A young man has been charged with the murder of five people including three toddlers, Australian police said Monday, after a mass killing at a suburban home.
Police found the remains of three young girls, as well as those of their mother and grandmother at an unassuming detached family home near the southwestern city of Perth on Sunday.
The gruesome discovery came after a 24-year-old man, who has not been named, walked into a police station in a remote mining area some 1,500 kilometres (900 miles) north of the city.
He was due to appear in court via video link later Monday.
Her children were named as three and a half-year-old daughter Charlotte and two-year-old twins Alice and Beatrix, and her mother as Beverley Quinn, 74.
The police did not release details about when and how they were killed, or the family’s relationship with the man.
A Facebook profile believed to be Mara Quinn’s showed her cradling a newborn in her arms, with a man beside her, and stated that she was engaged in August 2014.
A real estate listing showed a modest three-bedroom house and a standalone garage.

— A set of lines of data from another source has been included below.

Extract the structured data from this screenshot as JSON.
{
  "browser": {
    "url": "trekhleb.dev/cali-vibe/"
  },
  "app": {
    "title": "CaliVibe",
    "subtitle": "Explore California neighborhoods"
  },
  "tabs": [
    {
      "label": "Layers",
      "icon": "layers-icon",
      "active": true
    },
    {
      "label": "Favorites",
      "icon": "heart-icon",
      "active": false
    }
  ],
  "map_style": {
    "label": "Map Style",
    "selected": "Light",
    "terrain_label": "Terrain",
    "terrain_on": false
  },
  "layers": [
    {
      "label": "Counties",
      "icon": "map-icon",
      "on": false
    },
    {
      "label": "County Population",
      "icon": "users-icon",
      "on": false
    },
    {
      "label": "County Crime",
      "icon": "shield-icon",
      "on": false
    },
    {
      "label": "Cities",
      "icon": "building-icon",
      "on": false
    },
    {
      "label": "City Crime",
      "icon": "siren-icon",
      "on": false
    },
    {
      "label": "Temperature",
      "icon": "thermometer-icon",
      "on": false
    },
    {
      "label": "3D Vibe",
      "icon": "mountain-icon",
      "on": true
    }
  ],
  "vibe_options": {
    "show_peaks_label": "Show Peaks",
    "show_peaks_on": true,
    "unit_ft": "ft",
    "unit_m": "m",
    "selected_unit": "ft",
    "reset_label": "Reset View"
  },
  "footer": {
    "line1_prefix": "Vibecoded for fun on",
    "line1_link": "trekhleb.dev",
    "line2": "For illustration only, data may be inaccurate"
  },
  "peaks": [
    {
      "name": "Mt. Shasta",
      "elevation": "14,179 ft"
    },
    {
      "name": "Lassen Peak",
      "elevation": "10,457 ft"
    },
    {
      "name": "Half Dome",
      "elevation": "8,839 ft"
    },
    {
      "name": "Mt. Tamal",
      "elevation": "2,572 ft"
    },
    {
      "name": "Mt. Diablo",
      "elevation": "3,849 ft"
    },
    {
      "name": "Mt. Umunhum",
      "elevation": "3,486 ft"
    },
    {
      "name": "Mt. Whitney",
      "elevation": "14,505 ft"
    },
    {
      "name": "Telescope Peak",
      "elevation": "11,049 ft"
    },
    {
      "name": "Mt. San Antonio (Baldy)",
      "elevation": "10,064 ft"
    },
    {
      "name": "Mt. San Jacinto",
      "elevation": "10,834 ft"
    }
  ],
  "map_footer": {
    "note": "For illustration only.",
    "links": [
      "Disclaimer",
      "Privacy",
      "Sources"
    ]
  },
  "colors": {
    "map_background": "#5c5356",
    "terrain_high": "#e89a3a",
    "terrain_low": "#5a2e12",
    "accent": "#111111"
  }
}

“She was pretty unlucky in love before she met him,” a friend told Fairfax Media. “So (when they got together) it was like ‘yay, now she gets to start a family’.”
‘Silence for a week’
A neighbour told ABC he had returned from a holiday to “silence in the street”.
“We noticed that the house next door was pretty quiet, which was unusual,” Richard Fairbrother, who lives next door to the family’s house, said.
“We could hear and see the kids playing in the backyard quite often.”
Other neighbours spoke of a shocked community that had been close, calm and peaceful.
Mass killings are rare in Australia, but this appears to be the third such family tragedy to hit Western Australia state in recent months.
In July a man allegedly killed his mother and two siblings. A grandfather shot dead his wife, daughter and her four children in murder-suicide in May.